ELIZABETH, Ind. (AP) - Prosecutors are considering filing charges against some Caesars Indiana casino patrons who walked away with too much cash from a malfunctioning slot machine.
Harrison County prosecutors have asked the Indiana State Police for casino videotapes and other evidence from the machine that malfunctioned last July, said chief deputy prosecutor John Colin.
Caesars lost $487,000 to patrons who used the machine installed with new software that wasn't designed for U.S. currency, state police said. The machine gave gamblers $10 credit for each dollar they inserted.
A Caesars spokeswoman said some of the players returned the money after being contacted by the southern Indiana casino, but she did not know how many did or how much they returned.
The investigation was still pending partly because it has taken longer than expected to obtain casino records, Colin said.
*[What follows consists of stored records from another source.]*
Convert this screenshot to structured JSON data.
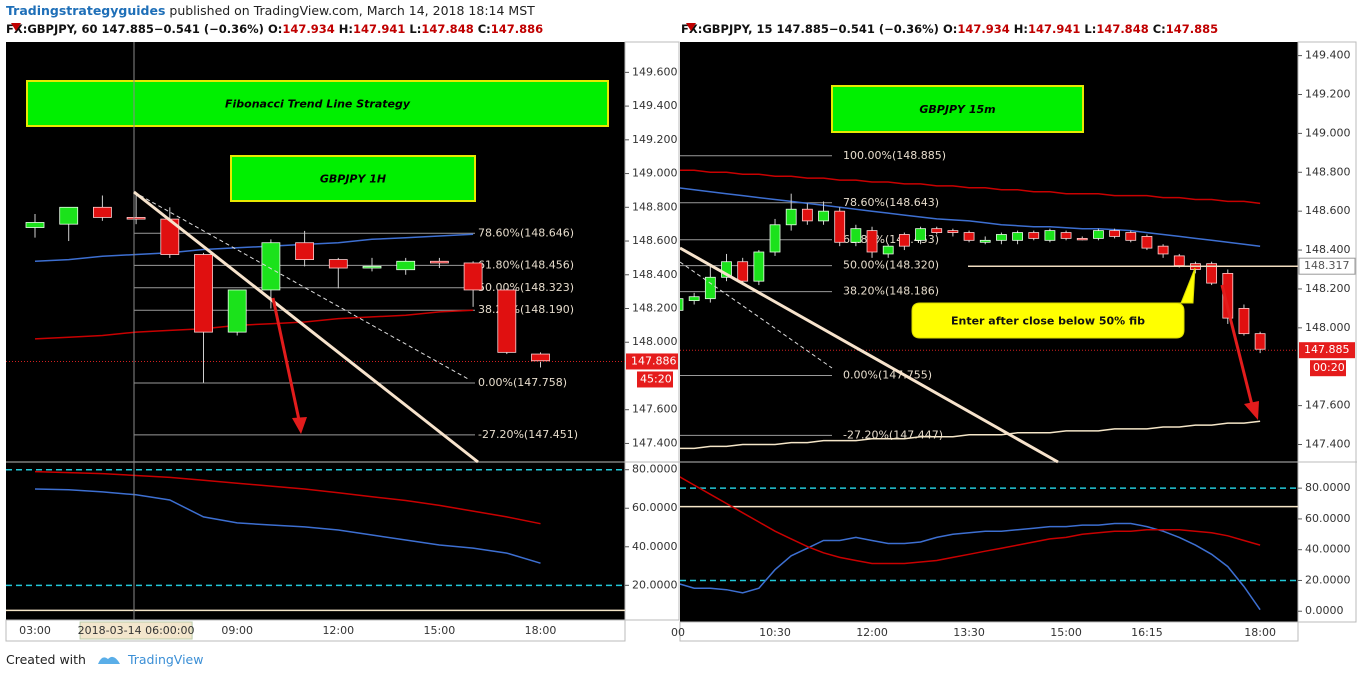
{
  "header": {
    "author": "Tradingstrategyguides",
    "published": "published on TradingView.com, March 14, 2018 18:14 MST"
  },
  "footer": {
    "created_with": "Created with",
    "brand": "TradingView"
  },
  "chart_data": [
    {
      "type": "candlestick",
      "symbol": "FX:GBPJPY, 60",
      "last": "147.885",
      "change": "−0.541 (−0.36%)",
      "ohlc": [
        {
          "label": "O:",
          "value": "147.934"
        },
        {
          "label": "H:",
          "value": "147.941"
        },
        {
          "label": "L:",
          "value": "147.848"
        },
        {
          "label": "C:",
          "value": "147.886"
        }
      ],
      "title": "Fibonacci Trend Line Strategy",
      "subtitle": "GBPJPY 1H",
      "categories": [
        "03:00",
        null,
        null,
        "2018-03-14 06:00:00",
        null,
        null,
        "09:00",
        null,
        null,
        "12:00",
        null,
        null,
        "15:00",
        null,
        null,
        "18:00"
      ],
      "candles": {
        "open": [
          148.68,
          148.7,
          148.8,
          148.74,
          148.73,
          148.52,
          148.06,
          148.31,
          148.59,
          148.49,
          148.44,
          148.43,
          148.48,
          148.47,
          148.31,
          147.93
        ],
        "high": [
          148.76,
          148.8,
          148.87,
          148.88,
          148.8,
          148.53,
          148.15,
          148.61,
          148.66,
          148.5,
          148.5,
          148.5,
          148.5,
          148.48,
          148.32,
          147.94
        ],
        "low": [
          148.62,
          148.6,
          148.72,
          148.7,
          148.5,
          147.76,
          148.04,
          148.2,
          148.45,
          148.32,
          148.42,
          148.4,
          148.44,
          148.21,
          147.93,
          147.85
        ],
        "close": [
          148.71,
          148.8,
          148.74,
          148.73,
          148.52,
          148.06,
          148.31,
          148.59,
          148.49,
          148.44,
          148.45,
          148.48,
          148.47,
          148.31,
          147.94,
          147.89
        ]
      },
      "up_color": "#1be21b",
      "down_color": "#e01010",
      "series": [
        {
          "color": "#3d6fd1",
          "values": [
            148.48,
            148.49,
            148.51,
            148.52,
            148.53,
            148.55,
            148.56,
            148.57,
            148.58,
            148.59,
            148.61,
            148.62,
            148.63,
            148.64,
            null,
            null
          ]
        },
        {
          "color": "#c80000",
          "values": [
            148.02,
            148.03,
            148.04,
            148.06,
            148.07,
            148.08,
            148.1,
            148.11,
            148.12,
            148.14,
            148.15,
            148.16,
            148.18,
            148.19,
            null,
            null
          ]
        }
      ],
      "ylim": [
        147.29,
        149.78
      ],
      "yticks": [
        {
          "value": 149.6,
          "label": "149.600"
        },
        {
          "value": 149.4,
          "label": "149.400"
        },
        {
          "value": 149.2,
          "label": "149.200"
        },
        {
          "value": 149.0,
          "label": "149.000"
        },
        {
          "value": 148.8,
          "label": "148.800"
        },
        {
          "value": 148.6,
          "label": "148.600"
        },
        {
          "value": 148.4,
          "label": "148.400"
        },
        {
          "value": 148.2,
          "label": "148.200"
        },
        {
          "value": 148.0,
          "label": "148.000"
        },
        {
          "value": 147.6,
          "label": "147.600"
        },
        {
          "value": 147.4,
          "label": "147.400"
        }
      ],
      "fib_levels": [
        {
          "label": "78.60%(148.646)",
          "value": 148.646
        },
        {
          "label": "61.80%(148.456)",
          "value": 148.456
        },
        {
          "label": "50.00%(148.323)",
          "value": 148.323
        },
        {
          "label": "38.20%(148.190)",
          "value": 148.19
        },
        {
          "label": "0.00%(147.758)",
          "value": 147.758
        },
        {
          "label": "-27.20%(147.451)",
          "value": 147.451
        }
      ],
      "last_price": 147.886,
      "countdown": "45:20",
      "indicator": {
        "ylim": [
          2,
          84
        ],
        "yticks": [
          {
            "value": 80,
            "label": "80.0000"
          },
          {
            "value": 60,
            "label": "60.0000"
          },
          {
            "value": 40,
            "label": "40.0000"
          },
          {
            "value": 20,
            "label": "20.0000"
          }
        ],
        "dashed_levels": [
          80,
          20
        ],
        "solid_levels": [
          7
        ],
        "series": [
          {
            "color": "#3d6fd1",
            "values": [
              70,
              69.6,
              68.5,
              67,
              64.3,
              55.5,
              52.4,
              51.3,
              50.3,
              48.7,
              46.1,
              43.5,
              40.9,
              39.3,
              36.7,
              31.5
            ]
          },
          {
            "color": "#c80000",
            "values": [
              79,
              78.5,
              78,
              77,
              76,
              74.5,
              73,
              71.5,
              70,
              68,
              66,
              64,
              61.5,
              58.5,
              55.5,
              52
            ]
          }
        ]
      }
    },
    {
      "type": "candlestick",
      "symbol": "FX:GBPJPY, 15",
      "last": "147.885",
      "change": "−0.541 (−0.36%)",
      "ohlc": [
        {
          "label": "O:",
          "value": "147.934"
        },
        {
          "label": "H:",
          "value": "147.941"
        },
        {
          "label": "L:",
          "value": "147.848"
        },
        {
          "label": "C:",
          "value": "147.885"
        }
      ],
      "subtitle": "GBPJPY 15m",
      "categories": [
        "00",
        null,
        null,
        null,
        null,
        null,
        "10:30",
        null,
        null,
        null,
        null,
        null,
        "12:00",
        null,
        null,
        null,
        null,
        null,
        "13:30",
        null,
        null,
        null,
        null,
        null,
        "15:00",
        null,
        null,
        null,
        null,
        "16:15",
        null,
        null,
        null,
        null,
        null,
        null,
        "18:00"
      ],
      "candles": {
        "open": [
          148.09,
          148.14,
          148.15,
          148.26,
          148.34,
          148.24,
          148.39,
          148.53,
          148.61,
          148.55,
          148.6,
          148.44,
          148.5,
          148.38,
          148.48,
          148.45,
          148.51,
          148.5,
          148.49,
          148.44,
          148.45,
          148.45,
          148.49,
          148.45,
          148.49,
          148.46,
          148.46,
          148.5,
          148.49,
          148.47,
          148.42,
          148.37,
          148.33,
          148.33,
          148.28,
          148.1,
          147.97
        ],
        "high": [
          148.17,
          148.18,
          148.32,
          148.38,
          148.36,
          148.4,
          148.56,
          148.69,
          148.64,
          148.65,
          148.62,
          148.53,
          148.52,
          148.43,
          148.49,
          148.52,
          148.52,
          148.51,
          148.5,
          148.47,
          148.49,
          148.5,
          148.5,
          148.51,
          148.5,
          148.47,
          148.51,
          148.51,
          148.5,
          148.48,
          148.43,
          148.38,
          148.34,
          148.34,
          148.3,
          148.12,
          147.98
        ],
        "low": [
          148.05,
          148.12,
          148.13,
          148.24,
          148.22,
          148.22,
          148.37,
          148.5,
          148.53,
          148.53,
          148.42,
          148.42,
          148.36,
          148.36,
          148.4,
          148.43,
          148.48,
          148.47,
          148.44,
          148.43,
          148.43,
          148.43,
          148.45,
          148.44,
          148.45,
          148.45,
          148.45,
          148.46,
          148.44,
          148.4,
          148.36,
          148.31,
          148.28,
          148.22,
          148.02,
          147.96,
          147.87
        ],
        "close": [
          148.15,
          148.16,
          148.26,
          148.34,
          148.24,
          148.39,
          148.53,
          148.61,
          148.55,
          148.6,
          148.44,
          148.51,
          148.39,
          148.42,
          148.42,
          148.51,
          148.49,
          148.49,
          148.45,
          148.45,
          148.48,
          148.49,
          148.46,
          148.5,
          148.46,
          148.455,
          148.5,
          148.47,
          148.45,
          148.41,
          148.38,
          148.32,
          148.3,
          148.23,
          148.05,
          147.97,
          147.89
        ]
      },
      "up_color": "#1be21b",
      "down_color": "#e01010",
      "series": [
        {
          "color": "#3d6fd1",
          "values": [
            148.72,
            148.71,
            148.7,
            148.69,
            148.68,
            148.67,
            148.66,
            148.65,
            148.64,
            148.63,
            148.62,
            148.61,
            148.6,
            148.59,
            148.58,
            148.57,
            148.56,
            148.555,
            148.55,
            148.54,
            148.53,
            148.525,
            148.52,
            148.52,
            148.515,
            148.51,
            148.51,
            148.505,
            148.5,
            148.49,
            148.48,
            148.47,
            148.46,
            148.45,
            148.44,
            148.43,
            148.42
          ]
        },
        {
          "color": "#c80000",
          "values": [
            148.81,
            148.81,
            148.8,
            148.8,
            148.79,
            148.79,
            148.78,
            148.78,
            148.77,
            148.77,
            148.76,
            148.76,
            148.75,
            148.75,
            148.74,
            148.74,
            148.73,
            148.73,
            148.72,
            148.72,
            148.71,
            148.71,
            148.7,
            148.7,
            148.69,
            148.69,
            148.69,
            148.68,
            148.68,
            148.68,
            148.67,
            148.67,
            148.66,
            148.66,
            148.65,
            148.65,
            148.64
          ]
        },
        {
          "color": "#f5e6c8",
          "values": [
            147.38,
            147.38,
            147.39,
            147.39,
            147.4,
            147.4,
            147.4,
            147.41,
            147.41,
            147.42,
            147.42,
            147.42,
            147.43,
            147.43,
            147.43,
            147.44,
            147.44,
            147.44,
            147.45,
            147.45,
            147.45,
            147.46,
            147.46,
            147.46,
            147.47,
            147.47,
            147.47,
            147.48,
            147.48,
            147.48,
            147.49,
            147.49,
            147.5,
            147.5,
            147.51,
            147.51,
            147.52
          ]
        }
      ],
      "ylim": [
        147.31,
        149.47
      ],
      "yticks": [
        {
          "value": 149.4,
          "label": "149.400"
        },
        {
          "value": 149.2,
          "label": "149.200"
        },
        {
          "value": 149.0,
          "label": "149.000"
        },
        {
          "value": 148.8,
          "label": "148.800"
        },
        {
          "value": 148.6,
          "label": "148.600"
        },
        {
          "value": 148.4,
          "label": "148.400"
        },
        {
          "value": 148.2,
          "label": "148.200"
        },
        {
          "value": 148.0,
          "label": "148.000"
        },
        {
          "value": 147.6,
          "label": "147.600"
        },
        {
          "value": 147.4,
          "label": "147.400"
        }
      ],
      "fib_levels": [
        {
          "label": "100.00%(148.885)",
          "value": 148.885
        },
        {
          "label": "78.60%(148.643)",
          "value": 148.643
        },
        {
          "label": "61.80%(148.453)",
          "value": 148.453
        },
        {
          "label": "50.00%(148.320)",
          "value": 148.32
        },
        {
          "label": "38.20%(148.186)",
          "value": 148.186
        },
        {
          "label": "0.00%(147.755)",
          "value": 147.755
        },
        {
          "label": "-27.20%(147.447)",
          "value": 147.447
        }
      ],
      "hline": 148.317,
      "last_price": 147.885,
      "countdown": "00:20",
      "annotation": "Enter after close below 50% fib",
      "indicator": {
        "ylim": [
          -7,
          97
        ],
        "yticks": [
          {
            "value": 80,
            "label": "80.0000"
          },
          {
            "value": 60,
            "label": "60.0000"
          },
          {
            "value": 40,
            "label": "40.0000"
          },
          {
            "value": 20,
            "label": "20.0000"
          },
          {
            "value": 0,
            "label": "0.0000"
          }
        ],
        "dashed_levels": [
          80,
          20
        ],
        "solid_levels": [
          68
        ],
        "series": [
          {
            "color": "#3d6fd1",
            "values": [
              18,
              15,
              15,
              14,
              12,
              15,
              27,
              36,
              41,
              46,
              46,
              48,
              46,
              44,
              44,
              45,
              48,
              50,
              51,
              52,
              52,
              53,
              54,
              55,
              55,
              56,
              56,
              57,
              57,
              55,
              52,
              48,
              43,
              37,
              29,
              16,
              1
            ]
          },
          {
            "color": "#c80000",
            "values": [
              88,
              82,
              76,
              70,
              64,
              58,
              52,
              47,
              42,
              38,
              35,
              33,
              31,
              31,
              31,
              32,
              33,
              35,
              37,
              39,
              41,
              43,
              45,
              47,
              48,
              50,
              51,
              52,
              52,
              53,
              53,
              53,
              52,
              51,
              49,
              46,
              43
            ]
          }
        ]
      }
    }
  ]
}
A decision on whether to bring charges could come within a couple of weeks, he said.
"This is a bit of an unusual case because you've got to go back and piece together who did what," he said.
Caesars found out about the mistake when Kathryn Ford of Louisville, Ky., noticed the slot machine had registered $200 when she put in $20. She and her husband alerted Caesars employees, but by then, more than two dozen gamblers had played the device.
Ford told The Courier-Journal of Louisville that she thought it was unfair to go after patrons. When a slot machine jams and gamblers lose money, they don't get it back, she said.
"It doesn't work in the reverse," Ford said. "They need to forget it and move on."
Colin said "criminal intent" may be involved when people played a machine they knew was faulty.